Australian Farmers Trade Water

October 13, 2008

By Tanalee Smith The Associated Press

SYDNEY, Australia – For farmer Malcolm Holm, water now is just like a new shovel or tractor – he has to buy it.

The amount of water he is allowed to take from nearby Murrumbidgee River has dwindled to nothing for the past three years because of Australia’s crippling drought. And so, except for rain he can catch and store himself, he needs to buy water for his 1,000 acres at Finley in New South Wales state, where he grows crops to feed his 600 dairy cows.

“It’s no different to buying a ton of grain or a ton of fertilizer,” Holm said. “It’s just another commodity.”

In the world’s driest inhabited continent, there is simply not enough water to go around, and households, cities, industries and agriculture all demand their share from stressed reservoirs and rivers. So Australia’s irrigation planting sector relies on a unique trading system to make the most of every drop.

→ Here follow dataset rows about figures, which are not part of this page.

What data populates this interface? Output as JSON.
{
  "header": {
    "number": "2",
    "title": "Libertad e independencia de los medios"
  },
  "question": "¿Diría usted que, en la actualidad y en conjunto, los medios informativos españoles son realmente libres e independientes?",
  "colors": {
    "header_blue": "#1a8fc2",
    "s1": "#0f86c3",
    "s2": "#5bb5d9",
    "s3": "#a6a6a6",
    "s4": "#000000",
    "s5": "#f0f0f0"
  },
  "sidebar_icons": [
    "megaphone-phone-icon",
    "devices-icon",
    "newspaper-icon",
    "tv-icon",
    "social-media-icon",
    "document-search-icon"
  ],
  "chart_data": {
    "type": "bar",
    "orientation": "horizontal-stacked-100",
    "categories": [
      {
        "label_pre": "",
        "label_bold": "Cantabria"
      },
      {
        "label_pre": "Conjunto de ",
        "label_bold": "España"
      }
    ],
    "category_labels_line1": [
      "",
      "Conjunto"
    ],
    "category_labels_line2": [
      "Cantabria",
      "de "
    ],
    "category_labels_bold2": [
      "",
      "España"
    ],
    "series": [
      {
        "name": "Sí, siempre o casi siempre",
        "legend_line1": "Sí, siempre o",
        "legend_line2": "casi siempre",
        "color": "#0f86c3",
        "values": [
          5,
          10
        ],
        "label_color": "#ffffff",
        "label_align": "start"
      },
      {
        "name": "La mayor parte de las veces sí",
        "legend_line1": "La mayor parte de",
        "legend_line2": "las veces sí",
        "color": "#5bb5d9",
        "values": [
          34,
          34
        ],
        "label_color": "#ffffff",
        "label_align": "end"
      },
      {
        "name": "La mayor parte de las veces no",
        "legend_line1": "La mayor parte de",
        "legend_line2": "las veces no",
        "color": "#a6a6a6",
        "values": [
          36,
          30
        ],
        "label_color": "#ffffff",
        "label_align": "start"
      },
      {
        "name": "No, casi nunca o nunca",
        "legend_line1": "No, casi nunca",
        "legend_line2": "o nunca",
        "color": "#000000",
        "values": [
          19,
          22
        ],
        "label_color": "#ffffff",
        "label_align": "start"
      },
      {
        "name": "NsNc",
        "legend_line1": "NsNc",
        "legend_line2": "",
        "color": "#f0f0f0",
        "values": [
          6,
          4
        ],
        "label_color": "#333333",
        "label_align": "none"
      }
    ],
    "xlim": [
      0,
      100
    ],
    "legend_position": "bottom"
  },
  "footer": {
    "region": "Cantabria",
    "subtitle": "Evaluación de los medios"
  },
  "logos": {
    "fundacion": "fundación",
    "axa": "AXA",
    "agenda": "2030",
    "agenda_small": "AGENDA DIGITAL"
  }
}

What began as a localized trade within states is now an active national market that shares water along hundreds of miles of river systems used by thousands of farmers. And with the drought, the trading of water is picking up pace.

“Trading activity is certainly strengthening over previous years,” said Mark Siebentritt, operations manager of Waterfind, the nation’s largest water broker. Water is traded mostly through independent brokers who bring sellers and buyers together and who know the myriad rules in the heavily regulated market. “During drought we’re seeing a lot of water moving around.”

Waterfind says more than 28 billion gallons of water are traded each year along the Murray-Darling river system. Waterfind turned over $893 million worth of water in 2006-07, up 20 percent over the previous year as prices rose and some license holders realized their allocation was worth more to them as cash.

In Australia, water is managed by state governments through entitlements awarded to urban and rural areas and industries. Sixty percent goes to agriculture.

An entitlement, or license, gives the owner an ongoing right to a share of water from a river system. The amount can fluctuate at any time depending on how much water is in the country’s rivers and storage areas.

But years of drought have left rivers and storage basins at low levels and water evaporating away in the heat. Allocations the past few years have been low to nonexistent – Holm and others in the Riverina got nothing this year or the two before.